I got an e-mail yesterday about one of my tablesaw covers, asking if I still had one. I replied yes and received this reply this morning:

"Hello,
Thanks for the quick response. Your asking price sounds good to me. Presently,am out of town on a business trip. Payment will be made via Money Order or Canadian Certified Check,pick up will commence by my shipping agent once payment is received by you and cleared at your bank. Email back the requested details for payment to be sent out asap:

FULL NAME:
FULL CONTACT ADDRESS:
CITY,PROVINCE AND POSTAL CODE:
TEL.PHONE NUMBER:
AGREED PRICE:

The payment will be mailed out asap and will arrive within 3-5 business days at your mail box.I will keep you posted once payment is sent out while date and time of pick up will be arrange between you and my shipper once payment is received and cleared at your bank.
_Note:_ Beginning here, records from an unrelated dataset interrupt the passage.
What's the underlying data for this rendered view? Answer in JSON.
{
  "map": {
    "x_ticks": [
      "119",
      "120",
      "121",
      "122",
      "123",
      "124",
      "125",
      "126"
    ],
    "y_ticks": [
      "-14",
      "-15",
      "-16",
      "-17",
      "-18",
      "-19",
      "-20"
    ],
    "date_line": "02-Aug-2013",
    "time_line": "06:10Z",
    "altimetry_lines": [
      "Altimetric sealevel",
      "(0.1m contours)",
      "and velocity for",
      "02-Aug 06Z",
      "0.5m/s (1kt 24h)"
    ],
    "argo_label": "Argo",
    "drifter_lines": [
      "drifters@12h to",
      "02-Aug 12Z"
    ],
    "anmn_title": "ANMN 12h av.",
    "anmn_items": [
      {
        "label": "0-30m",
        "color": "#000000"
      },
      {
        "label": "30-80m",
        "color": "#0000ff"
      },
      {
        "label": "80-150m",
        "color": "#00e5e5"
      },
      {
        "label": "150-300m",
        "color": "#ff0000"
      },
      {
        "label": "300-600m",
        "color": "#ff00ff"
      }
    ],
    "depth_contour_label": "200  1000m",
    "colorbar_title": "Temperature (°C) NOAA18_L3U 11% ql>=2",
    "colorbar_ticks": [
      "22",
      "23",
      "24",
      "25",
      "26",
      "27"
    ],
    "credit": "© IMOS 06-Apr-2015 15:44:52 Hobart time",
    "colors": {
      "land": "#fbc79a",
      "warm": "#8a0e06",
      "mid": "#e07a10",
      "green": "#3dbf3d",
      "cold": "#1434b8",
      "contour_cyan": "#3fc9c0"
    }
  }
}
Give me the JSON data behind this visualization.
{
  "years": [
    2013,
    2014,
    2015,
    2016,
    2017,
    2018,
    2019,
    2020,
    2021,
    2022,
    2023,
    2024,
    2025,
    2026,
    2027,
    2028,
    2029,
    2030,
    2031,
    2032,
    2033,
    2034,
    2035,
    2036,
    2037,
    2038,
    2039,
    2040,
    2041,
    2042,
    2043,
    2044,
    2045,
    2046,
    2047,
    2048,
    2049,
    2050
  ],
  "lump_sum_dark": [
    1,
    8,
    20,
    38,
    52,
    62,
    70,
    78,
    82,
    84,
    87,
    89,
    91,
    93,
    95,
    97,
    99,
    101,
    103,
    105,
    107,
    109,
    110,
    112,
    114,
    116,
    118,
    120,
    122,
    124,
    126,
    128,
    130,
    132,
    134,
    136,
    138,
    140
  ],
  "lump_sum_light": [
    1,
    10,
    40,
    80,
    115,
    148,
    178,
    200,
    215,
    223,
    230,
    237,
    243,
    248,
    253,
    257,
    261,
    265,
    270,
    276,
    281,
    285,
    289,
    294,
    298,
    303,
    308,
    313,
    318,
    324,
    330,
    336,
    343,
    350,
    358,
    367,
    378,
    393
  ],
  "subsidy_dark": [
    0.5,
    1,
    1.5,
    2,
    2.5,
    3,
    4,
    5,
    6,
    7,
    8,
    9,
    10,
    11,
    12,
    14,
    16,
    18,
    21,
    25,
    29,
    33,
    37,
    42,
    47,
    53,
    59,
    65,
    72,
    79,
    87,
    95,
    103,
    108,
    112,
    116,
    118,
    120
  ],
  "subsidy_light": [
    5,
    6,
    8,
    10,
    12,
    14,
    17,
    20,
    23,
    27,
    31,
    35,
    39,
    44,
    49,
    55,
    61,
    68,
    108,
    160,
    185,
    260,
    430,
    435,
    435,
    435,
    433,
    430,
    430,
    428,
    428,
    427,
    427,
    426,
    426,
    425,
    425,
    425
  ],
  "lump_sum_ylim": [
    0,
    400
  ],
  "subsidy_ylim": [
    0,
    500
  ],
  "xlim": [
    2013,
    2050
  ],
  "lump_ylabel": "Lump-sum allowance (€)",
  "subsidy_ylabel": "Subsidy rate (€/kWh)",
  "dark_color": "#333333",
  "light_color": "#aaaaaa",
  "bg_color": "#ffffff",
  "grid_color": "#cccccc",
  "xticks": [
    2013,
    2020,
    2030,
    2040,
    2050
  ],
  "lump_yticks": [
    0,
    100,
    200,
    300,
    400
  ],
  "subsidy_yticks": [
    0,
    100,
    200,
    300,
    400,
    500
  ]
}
Thanks very much.

Sam"

Kinda sounds like a bit of a scam to me, and am wondering if any online sellers have seen a message like this. I'm guessing these guys are lazy, so someone may have seen the exact one. I replied, asking what make of tablesaw he has, so we will see what happens.
Thanks


----------



## wmodavis (Aug 28, 2007)

It is very likely a scam.

Do not pay any of your money in advance!

You must see evidence of his money first.


----------



## thedude50 (Aug 13, 2011)

yes its a scam I got one like that on a craigs list item I told the email i only dealt in cash never heard back


----------



## jgreiner (Oct 23, 2010)

Walk away,
Usually the money orders or certified checks aren't signed properly, what happens is many bank tellers miss it, the money gets deposited, then when it's noticed/reported, the money is removed from your account.

-jeremy


----------



## mtenterprises (Jan 10, 2011)

A guy I know just got one of these on a custom Harley he is selling. I told him to turn around and RUN not walk away from it and never look back. Over the years I have had a few of them, just hit deleat.
MIKE


----------



## WinterSun (Apr 3, 2011)

Scam scam scam. The checks in deals like this are forgeries, but they're good forgeries. Your bank will fund your account before the check actually clears. You'll think everything's good, so you deliver the product. A couple weeks later, the check bounces and your bank deducts the funds from your account, so you're out the money and the product.


----------



## Wood_smith (Feb 12, 2010)

Thanks folks, I was a little suspicious before, now I am for sure!


----------



## jeepturner (Oct 3, 2010)

I am glad you are sure. That is a scam letter, and every time I put something on CL I get at least one of those if not more.


----------



## waho6o9 (May 6, 2011)

Tell them your in the process of moving, then give them the police department's email for fraud.


----------